Schools spend a fortune on social media advertising. Our client schools not only want higher admissions demand, higher visibility presence and yield rates but they also want parents who will act as the phalanx that protects the school from rumors, false information and gossip that are meant to undermine the school and its reputation. Parent ambassadors thus also become proactive, supportive messengers of the important, immediate information that the school leadership needs constituents to hear.
A Scalable, Low-Cost Model
This is not an expensive project. Generally, for a school of 500 students, we advocate recruiting about 50 to 75 ambassadors. We have worked with schools of 1200 or 1500 to recruit up to 100 parent ambassadors. The cost is often less than one tuition.

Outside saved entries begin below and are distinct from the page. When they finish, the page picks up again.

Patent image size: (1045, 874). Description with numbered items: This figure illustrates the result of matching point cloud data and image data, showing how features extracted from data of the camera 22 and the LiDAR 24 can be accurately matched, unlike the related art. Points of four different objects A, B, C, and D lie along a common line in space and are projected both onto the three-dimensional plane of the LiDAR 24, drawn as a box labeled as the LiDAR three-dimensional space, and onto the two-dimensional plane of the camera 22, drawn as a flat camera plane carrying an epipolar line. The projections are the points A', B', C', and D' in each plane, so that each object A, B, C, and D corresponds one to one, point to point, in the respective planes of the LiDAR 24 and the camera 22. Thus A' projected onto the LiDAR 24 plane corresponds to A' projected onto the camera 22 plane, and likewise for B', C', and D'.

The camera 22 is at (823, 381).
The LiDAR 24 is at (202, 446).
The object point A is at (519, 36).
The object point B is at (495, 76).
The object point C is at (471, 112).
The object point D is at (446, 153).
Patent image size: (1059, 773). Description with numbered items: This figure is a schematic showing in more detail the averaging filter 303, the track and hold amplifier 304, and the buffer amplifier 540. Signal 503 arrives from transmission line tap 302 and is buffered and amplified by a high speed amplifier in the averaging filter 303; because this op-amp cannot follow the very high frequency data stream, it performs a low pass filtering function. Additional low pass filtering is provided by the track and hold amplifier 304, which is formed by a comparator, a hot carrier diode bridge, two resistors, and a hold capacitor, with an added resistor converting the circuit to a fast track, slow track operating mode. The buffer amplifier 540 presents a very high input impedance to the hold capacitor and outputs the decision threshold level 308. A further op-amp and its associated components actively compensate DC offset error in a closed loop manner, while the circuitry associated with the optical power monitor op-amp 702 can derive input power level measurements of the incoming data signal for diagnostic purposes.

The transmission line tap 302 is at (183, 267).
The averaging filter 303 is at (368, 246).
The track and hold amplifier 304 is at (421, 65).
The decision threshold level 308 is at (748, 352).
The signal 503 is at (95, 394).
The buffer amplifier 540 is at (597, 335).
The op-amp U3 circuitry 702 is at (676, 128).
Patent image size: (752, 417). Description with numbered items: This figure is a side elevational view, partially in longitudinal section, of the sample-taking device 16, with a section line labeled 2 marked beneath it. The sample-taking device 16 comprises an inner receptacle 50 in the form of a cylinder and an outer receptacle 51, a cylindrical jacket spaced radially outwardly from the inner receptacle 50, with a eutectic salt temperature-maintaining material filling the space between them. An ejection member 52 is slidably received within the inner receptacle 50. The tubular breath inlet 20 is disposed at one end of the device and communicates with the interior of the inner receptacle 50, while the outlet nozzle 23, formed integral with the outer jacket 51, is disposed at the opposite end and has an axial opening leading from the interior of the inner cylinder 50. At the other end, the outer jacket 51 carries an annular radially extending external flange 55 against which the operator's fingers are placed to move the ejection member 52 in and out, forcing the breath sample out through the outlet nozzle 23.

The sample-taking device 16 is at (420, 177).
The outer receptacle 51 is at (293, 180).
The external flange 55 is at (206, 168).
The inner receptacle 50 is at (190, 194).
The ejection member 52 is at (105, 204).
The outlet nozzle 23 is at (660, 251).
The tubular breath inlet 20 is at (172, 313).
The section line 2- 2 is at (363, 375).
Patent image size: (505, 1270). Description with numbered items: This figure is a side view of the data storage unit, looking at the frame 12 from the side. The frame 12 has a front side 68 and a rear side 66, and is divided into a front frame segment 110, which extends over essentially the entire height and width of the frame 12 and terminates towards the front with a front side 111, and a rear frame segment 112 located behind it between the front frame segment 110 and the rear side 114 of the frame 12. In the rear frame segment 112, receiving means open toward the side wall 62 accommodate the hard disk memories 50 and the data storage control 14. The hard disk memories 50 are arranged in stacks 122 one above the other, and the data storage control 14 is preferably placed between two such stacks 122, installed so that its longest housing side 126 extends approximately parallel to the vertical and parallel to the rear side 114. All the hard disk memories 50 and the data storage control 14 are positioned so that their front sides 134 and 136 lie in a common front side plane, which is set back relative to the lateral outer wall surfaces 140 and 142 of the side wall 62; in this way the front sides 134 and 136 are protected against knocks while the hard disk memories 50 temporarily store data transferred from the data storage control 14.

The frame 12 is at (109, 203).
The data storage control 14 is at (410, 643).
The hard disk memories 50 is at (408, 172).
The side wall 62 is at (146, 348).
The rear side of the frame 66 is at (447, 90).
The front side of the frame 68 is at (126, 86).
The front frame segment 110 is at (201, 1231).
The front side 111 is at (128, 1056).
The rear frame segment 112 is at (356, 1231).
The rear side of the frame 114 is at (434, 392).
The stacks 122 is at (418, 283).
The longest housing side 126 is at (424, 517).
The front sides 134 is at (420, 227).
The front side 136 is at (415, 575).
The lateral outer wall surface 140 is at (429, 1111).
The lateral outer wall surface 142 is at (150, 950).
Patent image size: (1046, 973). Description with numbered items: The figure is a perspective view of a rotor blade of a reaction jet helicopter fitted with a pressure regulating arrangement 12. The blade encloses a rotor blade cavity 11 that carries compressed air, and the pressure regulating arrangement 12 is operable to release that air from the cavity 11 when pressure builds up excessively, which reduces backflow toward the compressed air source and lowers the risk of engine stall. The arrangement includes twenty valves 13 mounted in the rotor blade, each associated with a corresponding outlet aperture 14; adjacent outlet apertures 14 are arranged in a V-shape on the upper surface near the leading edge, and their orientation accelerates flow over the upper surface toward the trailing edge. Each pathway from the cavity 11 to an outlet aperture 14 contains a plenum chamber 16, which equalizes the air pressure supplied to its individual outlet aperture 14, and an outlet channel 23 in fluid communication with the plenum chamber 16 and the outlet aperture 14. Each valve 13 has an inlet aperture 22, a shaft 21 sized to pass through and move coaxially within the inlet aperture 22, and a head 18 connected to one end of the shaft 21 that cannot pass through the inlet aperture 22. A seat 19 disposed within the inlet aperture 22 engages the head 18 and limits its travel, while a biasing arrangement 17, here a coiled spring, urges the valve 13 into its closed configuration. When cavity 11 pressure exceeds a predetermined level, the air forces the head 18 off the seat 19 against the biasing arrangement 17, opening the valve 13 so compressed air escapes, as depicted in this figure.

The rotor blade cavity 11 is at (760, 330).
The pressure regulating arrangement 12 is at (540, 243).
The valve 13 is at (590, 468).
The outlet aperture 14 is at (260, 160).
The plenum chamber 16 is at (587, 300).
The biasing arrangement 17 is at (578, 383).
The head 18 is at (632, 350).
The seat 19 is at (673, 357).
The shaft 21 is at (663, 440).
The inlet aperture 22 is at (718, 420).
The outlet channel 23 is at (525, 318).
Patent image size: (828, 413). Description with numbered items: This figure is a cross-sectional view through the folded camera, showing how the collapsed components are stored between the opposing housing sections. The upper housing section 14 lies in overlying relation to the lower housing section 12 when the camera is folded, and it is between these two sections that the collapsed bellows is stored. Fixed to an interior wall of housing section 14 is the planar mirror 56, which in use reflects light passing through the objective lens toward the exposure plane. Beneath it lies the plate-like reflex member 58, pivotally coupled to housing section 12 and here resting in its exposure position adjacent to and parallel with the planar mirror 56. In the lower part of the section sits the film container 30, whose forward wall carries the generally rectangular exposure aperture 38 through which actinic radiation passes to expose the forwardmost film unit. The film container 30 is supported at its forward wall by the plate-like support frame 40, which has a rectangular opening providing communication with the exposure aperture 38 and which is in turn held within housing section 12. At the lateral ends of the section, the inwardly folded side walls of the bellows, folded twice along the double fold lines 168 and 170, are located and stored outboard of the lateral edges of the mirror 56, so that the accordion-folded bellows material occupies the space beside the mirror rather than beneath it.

Often parents who are seen as complainers and negative voices can be encouraged to become more positively engaged through this process. I have always liked the Chinese word, Ji-huey, because it is formed from words meaning both challenge/crisis and opportunity. How do you turn a challenge into an opportunity?
Many heads may be wary of inviting parents to be so closely tied to marketing and the admissions office. Yet, all heads must engage the parents if they are to be successful leaders. So often parents engage in complaining and not about celebrating the school. A school’s student retention rate of 90% or higher means that almost all parents are happy enough to continue paying the tuition. Thus, they want your school to succeed. That prompts a core emotion we all have: the desire to be valued, needed and to make a difference.
Building Something Enduring
Another interesting aspect of this concept is that many parents serve in these roles for many years including for a few years after their last child graduates They become very powerful ambassadors driven by their children’s success. As one eloquent parent ambassador wrote:
“Harnessing the brain power, enthusiasm, and experience of our School’s parents to sell a product we all believe in is a simple idea. And brilliant. With your insightful questions and rapid analysis, you have quantified and confirmed what we know in our hearts. It is reassuring to learn that the qualities that brought us to this school when our daughter was in search of a kindergarten have held up rather nicely a dozen years later.
My husband and I are journalists for major national newspapers and broadcast stations for more than 60 years combined. We are by nature and training skeptical of hype, hoopla, and public relations. So it is, to say the least, uncharacteristic of me to leave the training session proudly wearing my School Ambassador pin and checking the on-line store for a school license plate frame.
Until your arrival on campus, I was content to think of our School as one of the best kept secrets in education. But I’m persuaded by your presentation. It is important for the future of the school that we do a better job telling our story.
When it comes to news organizations–there’s always the risk that the story they tell is not the one you expected. Not all school stories are as sweet as your army of dog-loving students packing sugar packets in case the school dog, Olive, might go into diabetic shock. That said, I think opening the door wider to reporters is a good idea. An interview with our Head on just about anything would be golden. And I don’t think the School should hire a publicist. I’m sure there are parents and administrators who would be more effective. If I can be helpful, great”
She became the Chair of the External Marketing Committee of the Ambassador program for this prominent K to 12 day School of 1500 students.